Hap li espone entrambi ad una vita da funamboli, la cui fune è tesa tra opposti irrimediabili: due paesi, Norvegia e Pakistan; due modi di concepire l’essere comunità; due modelli di architettura urbana; ‘due nature’ che si svelano in riprese di panorami anche cromaticamente distanti: da una parte le tonalità fredde e taglienti del nord, dall’altra gli arancioni saturi, l’aria tremula di umidità che veste di lucido la pelle in Pakistan.

Una scena dal film “What Will People Say”

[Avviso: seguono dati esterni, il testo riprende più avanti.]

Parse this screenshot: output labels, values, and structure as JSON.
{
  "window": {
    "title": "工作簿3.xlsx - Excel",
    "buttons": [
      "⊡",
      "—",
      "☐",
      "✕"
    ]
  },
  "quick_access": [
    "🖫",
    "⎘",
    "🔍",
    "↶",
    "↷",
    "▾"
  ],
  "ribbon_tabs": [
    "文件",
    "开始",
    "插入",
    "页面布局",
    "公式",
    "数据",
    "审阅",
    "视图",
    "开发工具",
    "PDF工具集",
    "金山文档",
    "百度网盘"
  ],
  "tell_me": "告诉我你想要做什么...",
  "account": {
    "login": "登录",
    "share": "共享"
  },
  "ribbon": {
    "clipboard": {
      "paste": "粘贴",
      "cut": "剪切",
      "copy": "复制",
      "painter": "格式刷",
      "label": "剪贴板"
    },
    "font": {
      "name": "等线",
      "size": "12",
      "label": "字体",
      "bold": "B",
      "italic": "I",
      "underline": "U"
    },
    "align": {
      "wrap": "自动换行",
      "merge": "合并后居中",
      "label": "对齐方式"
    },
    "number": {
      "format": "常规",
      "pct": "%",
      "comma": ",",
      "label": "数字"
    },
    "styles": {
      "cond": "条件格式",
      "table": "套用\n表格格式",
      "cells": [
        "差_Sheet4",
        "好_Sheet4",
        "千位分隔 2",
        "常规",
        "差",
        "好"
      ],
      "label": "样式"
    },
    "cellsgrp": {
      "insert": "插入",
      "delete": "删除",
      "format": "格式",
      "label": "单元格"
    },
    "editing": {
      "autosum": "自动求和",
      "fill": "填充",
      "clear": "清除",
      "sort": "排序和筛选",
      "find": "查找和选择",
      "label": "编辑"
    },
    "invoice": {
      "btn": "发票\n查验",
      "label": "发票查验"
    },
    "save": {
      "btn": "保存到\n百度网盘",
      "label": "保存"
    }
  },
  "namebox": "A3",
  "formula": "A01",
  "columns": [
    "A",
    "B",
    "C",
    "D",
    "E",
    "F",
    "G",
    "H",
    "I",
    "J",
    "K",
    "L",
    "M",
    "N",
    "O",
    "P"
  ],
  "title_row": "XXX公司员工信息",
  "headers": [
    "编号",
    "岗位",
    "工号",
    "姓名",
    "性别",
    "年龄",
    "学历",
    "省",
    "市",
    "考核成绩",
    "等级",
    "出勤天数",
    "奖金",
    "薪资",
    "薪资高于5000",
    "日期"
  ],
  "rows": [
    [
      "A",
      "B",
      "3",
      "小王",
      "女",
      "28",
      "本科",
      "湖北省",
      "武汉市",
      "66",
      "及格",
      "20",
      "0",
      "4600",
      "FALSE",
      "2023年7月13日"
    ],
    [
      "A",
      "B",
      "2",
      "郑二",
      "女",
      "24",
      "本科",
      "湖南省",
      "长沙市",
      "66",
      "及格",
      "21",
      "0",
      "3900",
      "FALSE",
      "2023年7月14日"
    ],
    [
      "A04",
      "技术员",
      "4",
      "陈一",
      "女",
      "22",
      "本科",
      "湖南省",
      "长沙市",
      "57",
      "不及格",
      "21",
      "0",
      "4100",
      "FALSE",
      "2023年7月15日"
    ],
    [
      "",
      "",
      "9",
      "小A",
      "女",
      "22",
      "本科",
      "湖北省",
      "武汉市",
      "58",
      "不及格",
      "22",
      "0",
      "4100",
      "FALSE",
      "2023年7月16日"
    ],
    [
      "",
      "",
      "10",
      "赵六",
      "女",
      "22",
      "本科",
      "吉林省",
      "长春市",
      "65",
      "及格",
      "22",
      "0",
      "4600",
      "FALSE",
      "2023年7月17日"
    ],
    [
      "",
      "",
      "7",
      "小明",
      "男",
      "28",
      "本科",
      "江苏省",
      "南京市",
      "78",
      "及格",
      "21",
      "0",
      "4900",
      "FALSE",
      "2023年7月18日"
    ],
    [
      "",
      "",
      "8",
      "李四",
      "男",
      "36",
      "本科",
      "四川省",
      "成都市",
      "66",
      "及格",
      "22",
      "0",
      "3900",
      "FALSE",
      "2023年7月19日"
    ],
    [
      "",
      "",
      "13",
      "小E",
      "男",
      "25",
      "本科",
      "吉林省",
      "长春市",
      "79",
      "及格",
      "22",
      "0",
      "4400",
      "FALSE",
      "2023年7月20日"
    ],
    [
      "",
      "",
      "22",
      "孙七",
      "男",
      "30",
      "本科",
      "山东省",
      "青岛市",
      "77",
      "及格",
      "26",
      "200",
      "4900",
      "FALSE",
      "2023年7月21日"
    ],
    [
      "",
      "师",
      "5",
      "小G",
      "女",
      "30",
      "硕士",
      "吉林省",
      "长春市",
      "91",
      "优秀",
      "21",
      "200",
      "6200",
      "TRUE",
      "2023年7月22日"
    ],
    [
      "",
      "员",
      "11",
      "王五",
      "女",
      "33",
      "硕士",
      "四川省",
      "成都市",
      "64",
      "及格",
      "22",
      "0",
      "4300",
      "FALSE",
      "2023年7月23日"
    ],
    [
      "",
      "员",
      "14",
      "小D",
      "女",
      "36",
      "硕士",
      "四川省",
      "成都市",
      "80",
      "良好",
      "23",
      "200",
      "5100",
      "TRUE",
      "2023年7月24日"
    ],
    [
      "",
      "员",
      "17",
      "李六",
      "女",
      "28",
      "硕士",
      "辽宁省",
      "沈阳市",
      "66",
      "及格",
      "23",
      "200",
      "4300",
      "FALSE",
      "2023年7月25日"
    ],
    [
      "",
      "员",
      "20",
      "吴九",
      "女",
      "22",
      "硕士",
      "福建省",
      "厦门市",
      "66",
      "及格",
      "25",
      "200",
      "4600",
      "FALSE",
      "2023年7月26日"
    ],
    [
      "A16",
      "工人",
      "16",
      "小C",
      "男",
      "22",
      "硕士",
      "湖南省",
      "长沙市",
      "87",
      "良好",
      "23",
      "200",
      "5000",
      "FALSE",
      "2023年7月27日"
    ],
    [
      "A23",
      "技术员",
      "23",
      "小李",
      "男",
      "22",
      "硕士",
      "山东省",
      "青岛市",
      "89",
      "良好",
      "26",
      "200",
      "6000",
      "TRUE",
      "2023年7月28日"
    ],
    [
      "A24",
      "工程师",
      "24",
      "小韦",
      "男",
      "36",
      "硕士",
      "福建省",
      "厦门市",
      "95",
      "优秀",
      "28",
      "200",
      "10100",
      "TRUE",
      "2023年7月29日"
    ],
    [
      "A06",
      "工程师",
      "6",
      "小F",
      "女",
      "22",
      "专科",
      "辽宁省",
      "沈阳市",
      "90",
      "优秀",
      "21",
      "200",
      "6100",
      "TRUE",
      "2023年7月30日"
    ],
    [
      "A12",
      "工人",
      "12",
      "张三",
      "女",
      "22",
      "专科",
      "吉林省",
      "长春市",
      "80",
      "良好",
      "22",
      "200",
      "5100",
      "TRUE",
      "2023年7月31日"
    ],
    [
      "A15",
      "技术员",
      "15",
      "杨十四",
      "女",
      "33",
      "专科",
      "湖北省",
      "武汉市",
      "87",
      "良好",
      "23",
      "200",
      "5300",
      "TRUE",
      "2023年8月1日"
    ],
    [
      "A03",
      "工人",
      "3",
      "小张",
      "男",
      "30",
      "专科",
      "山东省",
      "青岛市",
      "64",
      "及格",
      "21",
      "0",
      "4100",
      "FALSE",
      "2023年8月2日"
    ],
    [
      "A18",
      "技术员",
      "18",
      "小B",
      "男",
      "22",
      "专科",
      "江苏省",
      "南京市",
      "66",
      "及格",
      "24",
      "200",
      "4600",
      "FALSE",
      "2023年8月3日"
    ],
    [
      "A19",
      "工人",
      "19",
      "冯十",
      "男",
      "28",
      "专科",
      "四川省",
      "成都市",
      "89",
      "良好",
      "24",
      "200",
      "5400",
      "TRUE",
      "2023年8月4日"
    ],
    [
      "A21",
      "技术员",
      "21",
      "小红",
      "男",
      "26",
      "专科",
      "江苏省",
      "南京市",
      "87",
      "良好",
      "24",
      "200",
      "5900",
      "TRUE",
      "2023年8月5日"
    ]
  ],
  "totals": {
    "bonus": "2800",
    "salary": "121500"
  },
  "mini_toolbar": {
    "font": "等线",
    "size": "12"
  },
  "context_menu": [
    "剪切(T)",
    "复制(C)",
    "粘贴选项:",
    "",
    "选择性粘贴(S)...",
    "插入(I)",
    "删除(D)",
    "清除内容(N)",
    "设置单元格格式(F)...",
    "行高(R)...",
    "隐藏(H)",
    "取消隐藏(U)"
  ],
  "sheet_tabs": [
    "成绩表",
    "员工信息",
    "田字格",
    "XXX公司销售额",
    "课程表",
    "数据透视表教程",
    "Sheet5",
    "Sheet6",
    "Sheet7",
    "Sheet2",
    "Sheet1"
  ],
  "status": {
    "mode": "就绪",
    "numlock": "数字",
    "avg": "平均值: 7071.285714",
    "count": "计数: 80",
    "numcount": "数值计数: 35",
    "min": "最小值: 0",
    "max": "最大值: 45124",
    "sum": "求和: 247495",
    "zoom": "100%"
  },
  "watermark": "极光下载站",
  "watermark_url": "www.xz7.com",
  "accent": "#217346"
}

Mirza è un marito ed un padre di famiglia. Immigrato da molti anni in Europa è soddisfatto della posizione dignitosa raggiunta tanto nel contesto ospite che nella comunità pachistana trapiantata, come lui, in Norvegia. Onora le responsabilità verso i parenti lontani e coltiva il sogno di vedere i propri figli studiare e laurearsi in occidente, per riscattare i sacrifici fatti e sorriderne con orgoglio, soprattutto quando parla del futuro della sua preferita Nisha. Nisha adora suo padre ed è un’adolescente, nata e cresciuta a Oslo. Conduce una vita che incarna e realizza, sia pure con difficoltà, quel concetto di métissage, essendo lei di fatto una giovane immigrata di seconda generazione: all’interno della casa rispetta le tradizioni ed i valori della famiglia; fuori con i suoi amici, a scuola, è come tutte le altre adolescenti norvegesi che si diverte, sperimentando le più solite e piccole trasgressioni. Una quindicenne consapevole della segreta doppia realtà che vive e che affida all’audacia della sua giovane età la possibilità di tenerle separate. Ma le due realtà si scontrano drammaticamente quando Nisha ed il suo ragazzo norvegese vengono sorpresi da Mirza nella camera da letto di lei.

Da quel momento in poi è un susseguirsi di violenze verbali e fisiche, di rabbia per la vergogna dello scandalo e di perdita di onorabilità nella comunità, insostenibile per la famiglia e soprattutto per il padre. Nisha resta esposta, sospesa, a tratti contesa, come nudo individuo, dai due mondi che fino a quel momento l’avevano nutrita: la famiglia, la comunità pachistana, le loro tradizioni e la liberale Norvegia.

Rapita dalla famiglia e portata in Pakistan, dopo averla sottratta alla custodia dei servizi sociali, Nisha sperimenta il disorientamento e lo sconforto per quella forzata permanenza in una terra a lei sconosciuta, affidata a parenti che ne dovranno ‘raddrizzare’ il costume e seguirne l’educazione. Sarà ancora un’innocente passione vissuta per suo cugino, interpretato da Ali Arfan, a provocarle ulteriore sofferenza.

Provata ed umiliata, al suo ritorno in Norvegia, Nisha comprenderà che ancora un atto audace, stavolta meditato e consapevole, potrà restituirle la libertà e forse la speranza di ritrovare un giorno l’amore di Mirza, negli occhi lucidi di padre.